CymaBay's persistence with liver drug pays off as therapy improves biomarkers, itching in phase 3

CymaBay Therapeutics has always believed in its liver disease med seladelpar, even after a 2019 failure in nonalcoholic steatohepatitis (NASH). Now, the drug has shown its mettle in a phase 3 study of patients with primary biliary cholangitis (PBC), teeing up regulatory discussions.

Seladelpar achieved the main and secondary endpoints in the late stage RESPONSE trial by addressing key biomarkers as well as some symptoms associated with the chronic disease. CymaBay said that 61.7% of patients met the primary endpoint with improvement of serum alkaline phosphatase and bilirubin at 12 months compared to 20% of placebo patients.

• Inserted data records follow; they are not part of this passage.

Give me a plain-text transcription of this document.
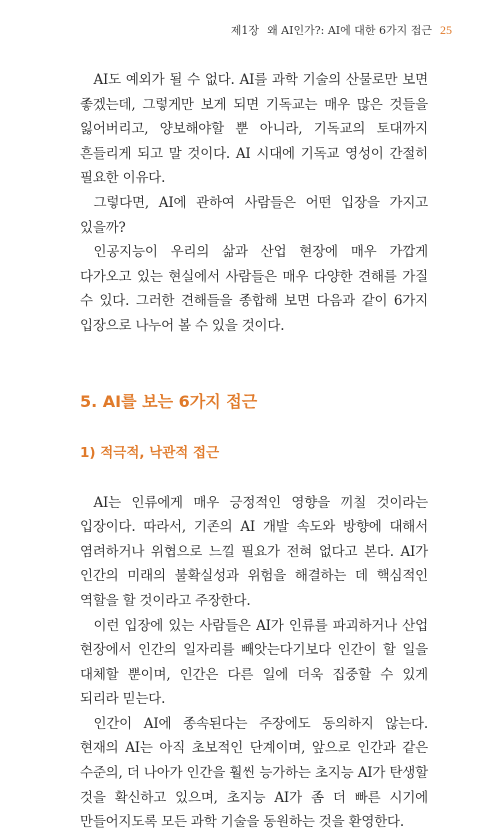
제1장 왜 AI인가?: AI에 대한 6가지 접근 25

AI도 예외가 될 수 없다. AI를 과학 기술의 산물로만 보면 좋겠는데, 그렇게만 보게 되면 기독교는 매우 많은 것들을 잃어버리고, 양보해야할 뿐 아니라, 기독교의 토대까지 흔들리게 되고 말 것이다. AI 시대에 기독교 영성이 간절히 필요한 이유다.

그렇다면, AI에 관하여 사람들은 어떤 입장을 가지고 있을까?

인공지능이 우리의 삶과 산업 현장에 매우 가깝게 다가오고 있는 현실에서 사람들은 매우 다양한 견해를 가질 수 있다. 그러한 견해들을 종합해 보면 다음과 같이 6가지 입장으로 나누어 볼 수 있을 것이다.

5. AI를 보는 6가지 접근
1) 적극적, 낙관적 접근

AI는 인류에게 매우 긍정적인 영향을 끼칠 것이라는 입장이다. 따라서, 기존의 AI 개발 속도와 방향에 대해서 염려하거나 위협으로 느낄 필요가 전혀 없다고 본다. AI가 인간의 미래의 불확실성과 위험을 해결하는 데 핵심적인 역할을 할 것이라고 주장한다.

이런 입장에 있는 사람들은 AI가 인류를 파괴하거나 산업 현장에서 인간의 일자리를 빼앗는다기보다 인간이 할 일을 대체할 뿐이며, 인간은 다른 일에 더욱 집중할 수 있게 되리라 믿는다.

인간이 AI에 종속된다는 주장에도 동의하지 않는다. 현재의 AI는 아직 초보적인 단계이며, 앞으로 인간과 같은 수준의, 더 나아가 인간을 훨씬 능가하는 초지능 AI가 탄생할 것을 확신하고 있으며, 초지능 AI가 좀 더 빠른 시기에 만들어지도록 모든 과학 기술을 동원하는 것을 환영한다.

The anti-cholestatic effect of seladelpar was shown with 25% of patients achieving normalization of alkaline phosphatase at 12 months compared to zero in the placebo arm. Patients also saw a reduction in itch after six months of treatment. Safety was comparable between the treatment and placebo arms, CymaBay said in the Sept. 7 release.

PBC eventually destroys the bile ducts that run throughout the liver, causing damage to the organ. The condition causes incessant itching and can progress to liver transplant.

CymaBay has always believed in seladelpar, even when it failed in NASH in 2019 after biopsies showed signs of liver damage in some patients. With the RESPONSE data in hand, the company now hopes to have what it needs to advance discussions with the FDA and global regulators.

More analyses will be presented from the RESPONSE trial at a future medical meeting, the biotech said. The study featured 193 patients receiving seladelpar or placebo daily.

Seladelpar is an oral selective peroxisome proliferator-activated receptor delta agonist, or delpar, which CymaBay says can regulate critical metabolic and liver disease pathways.